I decided to use this aircraft as a way to test a new technique. Rather than pre-shading the seams, I simply went over the model with patches of dark gray. The idea is to have some variation show through the top coat of silvery aluminum. I had recently read about this technique, and the rationale made sense to me: mottling an undercoat, along with thin overlayers, to achieve panel shading. Hadn't ever really connected my painting of miniature figures with aircraft- one of those slap forehead moments for sure! Yes, those are both on my site. Yes, I like both. No, I hadn't brought over that technique to aircraft (though I had with armor). Sometimes the obvious just isn't obvious.
After the dark gray patches, it was time for the aluminum finish. I shot very thinned paint from an angle to maintain shading in crevasses (there aren't many, but you work with what you have), and then changed the angle in certain areas to try for some variation.
After the base aluminum was applied, the decals come next (well, after an airbrush of Future). These went on well overall, though the gap in the rudders is pretty sizeable across which the "H" has to span. A razor blade and some Solvaset helped there, and a little black paint in the gaps was needed. I also paused to mask off and paint the anti-glare green on the nose before adding the decals to that part of the aircraft- didn't want to tape over the decals, even after a covering coat of finish.

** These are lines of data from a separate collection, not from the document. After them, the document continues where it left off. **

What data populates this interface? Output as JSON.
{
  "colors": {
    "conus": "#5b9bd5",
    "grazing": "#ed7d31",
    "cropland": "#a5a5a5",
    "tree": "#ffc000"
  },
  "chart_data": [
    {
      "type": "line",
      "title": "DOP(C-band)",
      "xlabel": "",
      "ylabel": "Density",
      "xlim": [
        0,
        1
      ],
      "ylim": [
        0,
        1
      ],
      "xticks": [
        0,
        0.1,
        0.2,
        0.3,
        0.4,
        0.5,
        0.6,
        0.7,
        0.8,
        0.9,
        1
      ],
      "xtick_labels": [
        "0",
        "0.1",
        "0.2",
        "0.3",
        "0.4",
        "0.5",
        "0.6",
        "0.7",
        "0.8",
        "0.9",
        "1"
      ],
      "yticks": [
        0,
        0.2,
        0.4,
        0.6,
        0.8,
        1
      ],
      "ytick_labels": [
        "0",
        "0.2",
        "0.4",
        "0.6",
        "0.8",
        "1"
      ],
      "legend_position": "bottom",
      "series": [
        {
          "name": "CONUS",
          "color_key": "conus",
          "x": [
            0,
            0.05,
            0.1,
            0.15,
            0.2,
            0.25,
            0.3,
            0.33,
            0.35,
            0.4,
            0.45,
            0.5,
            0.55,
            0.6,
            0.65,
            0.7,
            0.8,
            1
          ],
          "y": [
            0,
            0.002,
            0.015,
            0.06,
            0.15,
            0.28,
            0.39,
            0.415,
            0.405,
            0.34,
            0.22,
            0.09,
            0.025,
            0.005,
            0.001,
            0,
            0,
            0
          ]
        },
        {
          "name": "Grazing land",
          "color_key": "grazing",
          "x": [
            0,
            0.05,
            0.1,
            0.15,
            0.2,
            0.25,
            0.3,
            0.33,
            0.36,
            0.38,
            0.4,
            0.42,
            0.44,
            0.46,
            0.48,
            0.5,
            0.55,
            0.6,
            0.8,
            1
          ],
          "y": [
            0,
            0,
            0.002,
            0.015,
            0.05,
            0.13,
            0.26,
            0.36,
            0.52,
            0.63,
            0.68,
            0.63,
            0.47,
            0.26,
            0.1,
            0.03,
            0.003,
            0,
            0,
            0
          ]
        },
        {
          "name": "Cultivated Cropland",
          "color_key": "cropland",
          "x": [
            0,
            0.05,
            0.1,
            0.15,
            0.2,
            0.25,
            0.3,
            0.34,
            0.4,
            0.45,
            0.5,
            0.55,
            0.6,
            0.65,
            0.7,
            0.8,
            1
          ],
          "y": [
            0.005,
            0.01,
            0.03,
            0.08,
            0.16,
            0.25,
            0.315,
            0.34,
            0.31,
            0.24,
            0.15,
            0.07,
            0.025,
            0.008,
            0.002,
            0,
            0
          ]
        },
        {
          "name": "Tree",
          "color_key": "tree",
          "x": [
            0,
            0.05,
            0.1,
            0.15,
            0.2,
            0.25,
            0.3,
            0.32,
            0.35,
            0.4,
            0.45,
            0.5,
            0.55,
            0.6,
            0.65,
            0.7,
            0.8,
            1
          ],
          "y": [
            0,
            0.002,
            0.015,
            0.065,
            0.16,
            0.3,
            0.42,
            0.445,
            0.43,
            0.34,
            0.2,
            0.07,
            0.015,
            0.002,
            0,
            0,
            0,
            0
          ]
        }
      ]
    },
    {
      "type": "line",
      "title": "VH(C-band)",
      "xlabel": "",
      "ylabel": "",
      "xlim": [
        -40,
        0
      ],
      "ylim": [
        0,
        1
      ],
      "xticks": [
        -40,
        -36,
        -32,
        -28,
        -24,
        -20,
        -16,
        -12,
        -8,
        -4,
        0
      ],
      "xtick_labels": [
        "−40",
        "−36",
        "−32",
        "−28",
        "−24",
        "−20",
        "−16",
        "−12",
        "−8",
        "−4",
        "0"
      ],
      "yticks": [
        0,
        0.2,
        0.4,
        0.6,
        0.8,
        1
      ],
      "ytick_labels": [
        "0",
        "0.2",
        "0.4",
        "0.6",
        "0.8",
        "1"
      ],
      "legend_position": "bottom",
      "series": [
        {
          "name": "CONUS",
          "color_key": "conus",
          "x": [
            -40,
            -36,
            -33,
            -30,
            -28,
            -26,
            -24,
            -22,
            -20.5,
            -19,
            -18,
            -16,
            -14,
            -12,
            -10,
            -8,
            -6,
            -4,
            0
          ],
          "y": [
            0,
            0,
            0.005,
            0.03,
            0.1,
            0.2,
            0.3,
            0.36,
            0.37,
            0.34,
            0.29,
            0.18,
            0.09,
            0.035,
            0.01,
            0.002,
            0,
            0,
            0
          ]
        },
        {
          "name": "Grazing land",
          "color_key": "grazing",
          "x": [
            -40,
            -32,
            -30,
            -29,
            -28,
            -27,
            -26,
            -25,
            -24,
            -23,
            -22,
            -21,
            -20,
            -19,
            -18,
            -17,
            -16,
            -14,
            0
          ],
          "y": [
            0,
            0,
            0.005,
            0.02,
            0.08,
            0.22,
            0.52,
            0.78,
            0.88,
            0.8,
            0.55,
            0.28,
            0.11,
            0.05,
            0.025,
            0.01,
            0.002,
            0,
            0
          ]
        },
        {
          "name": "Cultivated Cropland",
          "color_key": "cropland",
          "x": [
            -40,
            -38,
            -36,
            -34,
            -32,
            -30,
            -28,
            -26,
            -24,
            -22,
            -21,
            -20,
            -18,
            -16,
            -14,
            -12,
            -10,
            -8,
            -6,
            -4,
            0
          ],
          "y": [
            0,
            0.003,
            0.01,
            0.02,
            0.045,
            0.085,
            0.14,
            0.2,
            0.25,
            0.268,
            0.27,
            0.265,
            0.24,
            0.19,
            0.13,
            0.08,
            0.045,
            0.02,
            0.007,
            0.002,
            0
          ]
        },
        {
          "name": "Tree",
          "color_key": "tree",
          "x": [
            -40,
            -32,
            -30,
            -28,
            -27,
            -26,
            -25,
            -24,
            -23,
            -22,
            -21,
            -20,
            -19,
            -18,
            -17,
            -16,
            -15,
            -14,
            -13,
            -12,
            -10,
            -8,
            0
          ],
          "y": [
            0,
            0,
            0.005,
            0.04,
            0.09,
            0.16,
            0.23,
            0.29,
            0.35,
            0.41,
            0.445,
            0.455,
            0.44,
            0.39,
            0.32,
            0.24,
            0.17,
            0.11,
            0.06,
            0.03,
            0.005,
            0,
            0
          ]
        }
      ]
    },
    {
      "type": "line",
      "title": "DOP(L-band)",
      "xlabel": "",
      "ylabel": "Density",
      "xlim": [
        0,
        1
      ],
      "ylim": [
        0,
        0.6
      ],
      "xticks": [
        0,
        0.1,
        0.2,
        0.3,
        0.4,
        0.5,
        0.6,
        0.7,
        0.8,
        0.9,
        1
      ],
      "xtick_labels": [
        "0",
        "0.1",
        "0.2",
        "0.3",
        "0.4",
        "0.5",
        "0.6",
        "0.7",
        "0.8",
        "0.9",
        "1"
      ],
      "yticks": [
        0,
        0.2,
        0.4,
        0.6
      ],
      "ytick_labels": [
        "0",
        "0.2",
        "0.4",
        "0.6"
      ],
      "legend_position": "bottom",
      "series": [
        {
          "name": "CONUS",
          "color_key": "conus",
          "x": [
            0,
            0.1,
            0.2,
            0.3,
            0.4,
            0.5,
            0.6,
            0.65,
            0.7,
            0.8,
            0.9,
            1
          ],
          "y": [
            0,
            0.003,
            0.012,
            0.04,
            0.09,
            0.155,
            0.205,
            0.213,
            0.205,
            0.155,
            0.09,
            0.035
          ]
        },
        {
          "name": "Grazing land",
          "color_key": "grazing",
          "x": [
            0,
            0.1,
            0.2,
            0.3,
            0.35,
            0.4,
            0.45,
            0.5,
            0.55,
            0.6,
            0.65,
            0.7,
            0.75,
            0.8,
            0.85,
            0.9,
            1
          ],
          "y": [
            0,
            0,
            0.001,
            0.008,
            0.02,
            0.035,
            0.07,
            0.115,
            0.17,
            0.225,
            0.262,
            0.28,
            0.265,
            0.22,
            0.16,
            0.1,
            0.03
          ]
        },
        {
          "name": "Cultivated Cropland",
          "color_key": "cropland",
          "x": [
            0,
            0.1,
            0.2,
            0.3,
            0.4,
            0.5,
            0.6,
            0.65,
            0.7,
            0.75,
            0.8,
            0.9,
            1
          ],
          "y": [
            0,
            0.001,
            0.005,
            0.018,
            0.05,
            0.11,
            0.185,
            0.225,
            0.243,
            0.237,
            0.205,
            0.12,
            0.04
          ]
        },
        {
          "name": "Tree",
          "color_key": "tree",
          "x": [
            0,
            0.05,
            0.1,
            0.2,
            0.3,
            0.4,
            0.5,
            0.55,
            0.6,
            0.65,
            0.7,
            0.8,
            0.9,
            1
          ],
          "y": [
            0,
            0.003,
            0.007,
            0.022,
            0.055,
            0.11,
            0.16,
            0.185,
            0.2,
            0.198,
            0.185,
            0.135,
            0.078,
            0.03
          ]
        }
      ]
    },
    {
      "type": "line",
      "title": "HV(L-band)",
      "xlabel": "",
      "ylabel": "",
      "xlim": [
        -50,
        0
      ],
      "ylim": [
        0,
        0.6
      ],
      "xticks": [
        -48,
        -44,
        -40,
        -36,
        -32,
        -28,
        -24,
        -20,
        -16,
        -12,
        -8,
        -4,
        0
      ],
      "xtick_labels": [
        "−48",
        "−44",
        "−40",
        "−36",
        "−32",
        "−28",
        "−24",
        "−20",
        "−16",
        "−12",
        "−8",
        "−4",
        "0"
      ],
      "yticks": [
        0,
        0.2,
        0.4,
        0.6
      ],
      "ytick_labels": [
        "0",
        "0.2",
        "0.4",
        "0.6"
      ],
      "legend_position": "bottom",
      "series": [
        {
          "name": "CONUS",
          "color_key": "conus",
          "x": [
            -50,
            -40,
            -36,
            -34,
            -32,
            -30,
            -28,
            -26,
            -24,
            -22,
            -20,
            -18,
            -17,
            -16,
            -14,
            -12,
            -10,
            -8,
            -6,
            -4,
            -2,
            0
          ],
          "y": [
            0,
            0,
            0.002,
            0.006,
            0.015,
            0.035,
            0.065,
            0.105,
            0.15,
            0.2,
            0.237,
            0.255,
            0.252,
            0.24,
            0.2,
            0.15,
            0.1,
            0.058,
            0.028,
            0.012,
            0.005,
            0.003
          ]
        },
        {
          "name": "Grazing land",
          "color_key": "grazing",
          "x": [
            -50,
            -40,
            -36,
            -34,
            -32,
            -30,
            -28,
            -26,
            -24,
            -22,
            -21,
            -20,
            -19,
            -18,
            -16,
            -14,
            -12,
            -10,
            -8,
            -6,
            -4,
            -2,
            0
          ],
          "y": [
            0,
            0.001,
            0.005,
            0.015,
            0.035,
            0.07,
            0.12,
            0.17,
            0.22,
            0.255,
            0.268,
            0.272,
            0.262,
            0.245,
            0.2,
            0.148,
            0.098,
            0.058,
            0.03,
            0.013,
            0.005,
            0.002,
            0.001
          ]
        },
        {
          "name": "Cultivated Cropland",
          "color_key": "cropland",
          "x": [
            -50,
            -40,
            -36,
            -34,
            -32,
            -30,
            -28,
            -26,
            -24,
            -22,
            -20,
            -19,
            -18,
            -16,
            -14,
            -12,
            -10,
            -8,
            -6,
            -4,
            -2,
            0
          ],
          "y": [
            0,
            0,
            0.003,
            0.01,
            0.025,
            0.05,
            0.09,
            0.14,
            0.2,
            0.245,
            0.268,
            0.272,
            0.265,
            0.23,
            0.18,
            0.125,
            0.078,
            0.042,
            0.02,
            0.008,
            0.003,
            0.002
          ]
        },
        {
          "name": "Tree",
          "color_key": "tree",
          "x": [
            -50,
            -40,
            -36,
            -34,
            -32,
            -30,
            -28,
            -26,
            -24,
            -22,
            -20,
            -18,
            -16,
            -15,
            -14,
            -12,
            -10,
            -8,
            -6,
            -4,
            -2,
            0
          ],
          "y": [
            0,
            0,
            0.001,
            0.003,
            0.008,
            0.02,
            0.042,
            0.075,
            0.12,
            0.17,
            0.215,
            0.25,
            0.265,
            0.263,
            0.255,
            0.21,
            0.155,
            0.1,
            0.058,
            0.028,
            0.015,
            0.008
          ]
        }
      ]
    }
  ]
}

Fit in some work on the propellers- painting them separately. I spent a little time on the landing gear as well. Just added a small wire to the gear and bent it around to at least add something to the model. Not really close to what the prototype includes, but is better than nothing I think. I also sanded a flat spot down on the tires, and applied some paint too (basic paints- weathering will come next).
Now it's getting real! After the tires are on each of the wings and the nose wheel is attached, I'm ready to fit the wings, and hope the weight up front is enough to keep her steady.
Of course it wasn't, so back to the nose I went, this time with model railroad weights with double-sided tape to secure them (that, and a healthy does of superglue), which did the trick.
Ah, the canopy. The Airfix kit didn't have much relief at all for the canopy frame. I used pictures from prototypes and from model forums (hello Britmodeller- looking at you!) to make some educated guesses as to where to produce frames. I don't like a lot of tedious masking, but didn't see much choice so bit the bullet and dove in.
Yuck what a pain! Not my favorite part of building, that's for sure. Still, needed to be done, and after a coat of Tamiya I was ready to seat the canopy. I brush painted the frames in the under-chin windows. Based on photos, there wasn't a metal frame in the turrets, so I left those as is.
I've dry-fitted the props in order to get some more photos.
Wow what fun! Yes, it's crude and kludgey in areas, but looks impressive in the collection due to its size and brightness.